Once you're having that hard feeling, that voice comes in: "You should have known." Tsk tsk tsking your audacity.

You don't want that shame-y voice telling you 'you should have known' just when what you really needed was support. That voice kicks you while you're down.

Simplest way to avoid it? Don't do a new thing. Don’t try anything new, and you’ll never fall victim to the ‘you should have known’ assault.

What a dilemma! Of course you want to try a new thing, but you don’t want the feelings that come from “you should have known.”

"You should have known."

Those four words, just the specter of them, can stop me dead in my tracks. They immediately throw me into a future state where I have screwed something up, or someone else thinks I have screwed something up. In that imagined future, I feel ashamed or embarrassed, as if I did something wrong. As if there was something I should have known. As if I've been exposed as a person who doesn't know.

You know what, though? The reality is that I can't actually tell the future. The reality is also that the world isn't as cruel as my inner critic can be. For the most part, I'm not expected to know how to do a thing until I at least try the thing.

I hear moms worry about this all the time with their own children. They witness in their children the attitude of not wanting to try, for fear of failure. The know how it sets the child up for a perfectionist, limiting life. Seeing it in our children illustrates how much of a barrier it can be.

In my own childhood, I was the youngest of three. “I should have known” was sort of baked in. Everyone else knew everything, and it’s was easy to believe that I also should know. Knowing was the key to belonging. It was a balm to the confusion of childhood.

Pretending to know things protected my delicate child ego. No one would ever know that I didn't have it all figured out yet, as long as I could keep up the facade.

You can see the error here, right? I was a child. No one expected me to have it all figured out.

And the same thing applies now. You get to have some grace as you learn. That’s the process. You can’t know until you try, and you can’t try until you’re willing to feel awkward, embarrassed, and naive.
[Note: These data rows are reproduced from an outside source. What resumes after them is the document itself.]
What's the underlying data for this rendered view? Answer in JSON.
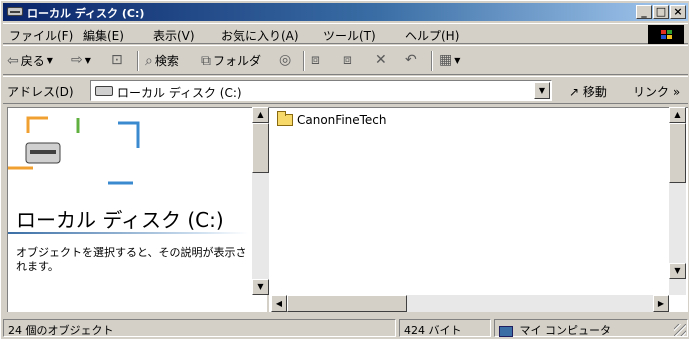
{
  "window": {
    "title": "ローカル ディスク (C:)"
  },
  "menu": {
    "items": [
      "ファイル(F)",
      "編集(E)",
      "表示(V)",
      "お気に入り(A)",
      "ツール(T)",
      "ヘルプ(H)"
    ]
  },
  "toolbar": {
    "back_label": "戻る",
    "search_label": "検索",
    "folders_label": "フォルダ"
  },
  "address": {
    "label": "アドレス(D)",
    "value": "ローカル ディスク (C:)",
    "go_label": "移動",
    "links_label": "リンク »"
  },
  "left_pane": {
    "title": "ローカル ディスク (C:)",
    "description": "オブジェクトを選択すると、その説明が表示されます。"
  },
  "files": [
    {
      "name": "CanonFineTech",
      "type": "folder-icon"
    }
  ],
  "status": {
    "object_count": "24 個のオブジェクト",
    "size": "424 バイト",
    "location": "マイ コンピュータ"
  },
  "colors": {
    "title_start": "#0a246a",
    "title_end": "#a6caf0",
    "chrome": "#d4d0c8"
  }
}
So, it probably starts in childhood, as most mental habits do. The desire to know before doing, so that you can belong, so that no one will laugh at your naiveté or your silliness.

How often do you hear, "I should have known?" Notice how it feels. We tell ourselves this in order to avoid feeling shame, or embarrassment in the future. To stop ourselves from moving forward without knowing enough. Does it work for you?

Unfortunately, the phrase can get stuck, playing on repeat every time a mistake is made. It pops up automatically, joining in the mental chorus of shame statements when things don’t go as planned.